5. Unlike the moustache doctor with the injection. The cold will not win. It can take away our sunny skies, but it can never take away our freedom. (Homage duly paid to William Wallis for Braveheart mis-quote.) Tackle the elements head-on. One layer at a time.
6. Extended aeroplane and car trips are best taken drugged. (Homage duly paid to Valagren Forte and Dr. Grumps for prescription.)
7. Sticks are the most fun ever. They can be swords or guns. They can also be sticks. Just don’t beat your little sister with one or beg to sleep with it. It’s a world of pain either way. For you. Not your sister.
8. Sticks can be fashioned into nifty fishing rods. You will however struggle to catch anything besides a plastic bag. Mom is not sure there are actual fish in the Thames. She reckons the sewerage and serial killers are to blame for this.
9. The slides in the park are intended to take abuse. Mom agrees. The other moms. Not so much. They hide their children and look away. Mom cheers and takes pictures. She sits alone.
10. Heights should never be an issue. Climb as high as your mom will let you. Then climb a little higher when she’s not looking.
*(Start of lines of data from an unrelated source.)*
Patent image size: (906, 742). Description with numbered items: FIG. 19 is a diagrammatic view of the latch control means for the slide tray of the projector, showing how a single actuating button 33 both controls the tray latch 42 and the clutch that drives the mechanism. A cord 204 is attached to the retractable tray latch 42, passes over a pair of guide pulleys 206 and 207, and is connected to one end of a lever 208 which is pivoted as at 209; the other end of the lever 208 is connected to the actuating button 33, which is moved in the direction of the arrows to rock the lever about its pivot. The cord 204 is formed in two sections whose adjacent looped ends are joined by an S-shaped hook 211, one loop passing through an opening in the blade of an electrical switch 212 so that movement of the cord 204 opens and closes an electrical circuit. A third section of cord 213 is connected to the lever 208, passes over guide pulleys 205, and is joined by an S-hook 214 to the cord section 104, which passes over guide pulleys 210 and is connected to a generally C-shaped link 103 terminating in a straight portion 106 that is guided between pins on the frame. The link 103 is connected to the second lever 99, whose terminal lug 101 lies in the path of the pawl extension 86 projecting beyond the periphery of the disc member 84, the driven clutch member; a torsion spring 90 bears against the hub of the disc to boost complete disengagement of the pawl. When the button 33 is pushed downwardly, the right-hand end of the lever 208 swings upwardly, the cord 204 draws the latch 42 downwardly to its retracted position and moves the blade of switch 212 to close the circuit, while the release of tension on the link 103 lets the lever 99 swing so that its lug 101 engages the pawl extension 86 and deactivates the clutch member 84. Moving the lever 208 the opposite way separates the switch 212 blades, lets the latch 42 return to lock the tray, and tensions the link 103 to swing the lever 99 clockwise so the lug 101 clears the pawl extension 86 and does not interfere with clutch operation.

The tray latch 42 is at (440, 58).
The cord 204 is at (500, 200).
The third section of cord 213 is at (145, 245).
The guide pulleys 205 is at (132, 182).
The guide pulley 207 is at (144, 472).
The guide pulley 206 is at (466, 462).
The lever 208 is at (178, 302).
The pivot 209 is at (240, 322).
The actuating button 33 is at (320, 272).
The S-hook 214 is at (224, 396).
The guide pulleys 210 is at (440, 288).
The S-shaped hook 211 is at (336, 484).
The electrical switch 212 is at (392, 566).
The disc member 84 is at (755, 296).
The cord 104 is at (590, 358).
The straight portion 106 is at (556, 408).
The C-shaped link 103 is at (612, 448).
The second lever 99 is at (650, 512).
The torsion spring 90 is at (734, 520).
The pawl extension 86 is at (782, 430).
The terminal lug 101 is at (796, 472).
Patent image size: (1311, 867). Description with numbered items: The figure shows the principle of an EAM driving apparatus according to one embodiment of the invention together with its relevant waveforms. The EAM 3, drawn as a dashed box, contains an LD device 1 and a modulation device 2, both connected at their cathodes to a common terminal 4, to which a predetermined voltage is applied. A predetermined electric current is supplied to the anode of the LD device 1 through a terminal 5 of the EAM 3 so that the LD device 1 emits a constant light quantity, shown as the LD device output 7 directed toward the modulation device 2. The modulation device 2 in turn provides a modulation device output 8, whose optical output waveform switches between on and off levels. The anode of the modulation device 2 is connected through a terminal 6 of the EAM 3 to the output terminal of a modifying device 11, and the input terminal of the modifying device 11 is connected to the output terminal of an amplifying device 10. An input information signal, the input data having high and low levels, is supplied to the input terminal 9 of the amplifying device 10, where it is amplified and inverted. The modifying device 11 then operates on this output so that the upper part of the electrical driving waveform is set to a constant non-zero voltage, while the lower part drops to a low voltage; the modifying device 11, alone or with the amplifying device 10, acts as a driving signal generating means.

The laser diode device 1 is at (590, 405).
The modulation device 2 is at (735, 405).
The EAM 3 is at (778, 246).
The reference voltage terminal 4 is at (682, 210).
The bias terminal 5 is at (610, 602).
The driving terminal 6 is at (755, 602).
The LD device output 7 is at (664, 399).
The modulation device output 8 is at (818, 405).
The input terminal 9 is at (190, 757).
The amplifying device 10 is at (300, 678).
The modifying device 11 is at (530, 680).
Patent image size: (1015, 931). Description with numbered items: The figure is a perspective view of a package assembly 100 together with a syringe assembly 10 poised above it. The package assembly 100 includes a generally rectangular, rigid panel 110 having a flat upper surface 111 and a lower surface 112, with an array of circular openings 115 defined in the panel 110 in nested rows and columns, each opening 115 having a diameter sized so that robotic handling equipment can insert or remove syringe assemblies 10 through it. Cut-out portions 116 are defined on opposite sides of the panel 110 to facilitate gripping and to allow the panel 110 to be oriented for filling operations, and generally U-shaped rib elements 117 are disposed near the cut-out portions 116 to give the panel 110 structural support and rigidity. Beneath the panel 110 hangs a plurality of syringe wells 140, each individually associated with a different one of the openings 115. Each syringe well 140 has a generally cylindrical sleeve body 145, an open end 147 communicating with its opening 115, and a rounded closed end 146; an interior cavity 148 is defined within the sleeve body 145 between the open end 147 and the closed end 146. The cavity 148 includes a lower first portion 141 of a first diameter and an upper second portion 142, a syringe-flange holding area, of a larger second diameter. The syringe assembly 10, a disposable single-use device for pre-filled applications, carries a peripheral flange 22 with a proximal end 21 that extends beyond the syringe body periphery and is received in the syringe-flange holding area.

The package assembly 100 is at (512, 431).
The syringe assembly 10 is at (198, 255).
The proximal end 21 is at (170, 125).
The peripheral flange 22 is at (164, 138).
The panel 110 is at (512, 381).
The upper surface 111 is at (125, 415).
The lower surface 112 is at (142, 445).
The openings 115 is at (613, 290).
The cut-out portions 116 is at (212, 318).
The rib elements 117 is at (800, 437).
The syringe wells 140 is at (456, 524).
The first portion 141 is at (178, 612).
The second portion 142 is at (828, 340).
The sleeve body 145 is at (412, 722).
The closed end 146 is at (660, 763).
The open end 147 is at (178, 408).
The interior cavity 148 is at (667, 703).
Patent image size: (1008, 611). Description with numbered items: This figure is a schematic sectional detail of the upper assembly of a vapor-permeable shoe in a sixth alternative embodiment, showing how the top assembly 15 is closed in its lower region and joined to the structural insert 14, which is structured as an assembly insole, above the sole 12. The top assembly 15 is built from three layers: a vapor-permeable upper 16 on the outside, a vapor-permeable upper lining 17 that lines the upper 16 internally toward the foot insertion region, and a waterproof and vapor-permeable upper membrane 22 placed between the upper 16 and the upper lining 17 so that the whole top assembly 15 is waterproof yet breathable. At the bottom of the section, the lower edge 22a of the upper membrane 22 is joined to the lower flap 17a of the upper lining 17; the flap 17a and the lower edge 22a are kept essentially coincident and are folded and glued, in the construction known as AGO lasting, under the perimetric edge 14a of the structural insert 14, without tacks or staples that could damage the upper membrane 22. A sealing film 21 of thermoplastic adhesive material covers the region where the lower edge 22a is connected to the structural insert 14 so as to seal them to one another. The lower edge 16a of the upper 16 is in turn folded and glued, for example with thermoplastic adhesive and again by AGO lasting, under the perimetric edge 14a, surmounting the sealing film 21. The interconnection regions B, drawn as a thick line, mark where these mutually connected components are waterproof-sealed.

Wait until she’s on her phone. She’s never looking then. She's still sitting alone.
11. Trees are for climbing. Don't miss an opportunity when you spot one. Don't worry about falling either. Mom is there to catch you. It’s her job. Dad pays her. He pays for everything.
12. Swans are crafty little buggers who’re not as innocent as they look. They beg incessantly. They make hissing noises and they have very ugly black feet underneath their surface beauty. They should however be treated with respect. Mom says they can drown you with their long windy necks.
13. A ball, any ball, can be hours of entertainment. As long as you play with Dad. Mom is useless.
14. Thumbs Up and Mexican Waves must be busted out when you're instructed to pose for yet another photo. Posing to 'smile for the camera' is lame. Shake it up a little. You'll get some initial resistance. But stick with it.
15. Why walk when you can run? There’s no fun in walking. Only old people walk.
16. Booze and braais are the fundamentals of any Saffa kid’s childhood. Learn to appreciate both.
17. A love of flowers does not make you a pansy.
18. There is always time for monkey business. Just be careful with a pencil up your nose. Apparently you can poke through into your brain.
19. No self-respecting African kid leaves the house without sunnies. It’s just not done.
20. Shoes and clothes are always optional. Shoes more so. Clothes can only be removed at home. People don't like naked kids in the parks here. My sister proved this when she did a runner from Mom in the park without her nappy. We left just before the police. Mom is convinced she heard the sirens.
21. The African culture is a friendly one. We wave. We smile. We make eye contact. We understand that these gestures are unlikely to be acknowledged. This is no big matter to us. We will continue to extend them regardless. It's just how we're raised. Ubuntu and all. Viva Africa. Viva.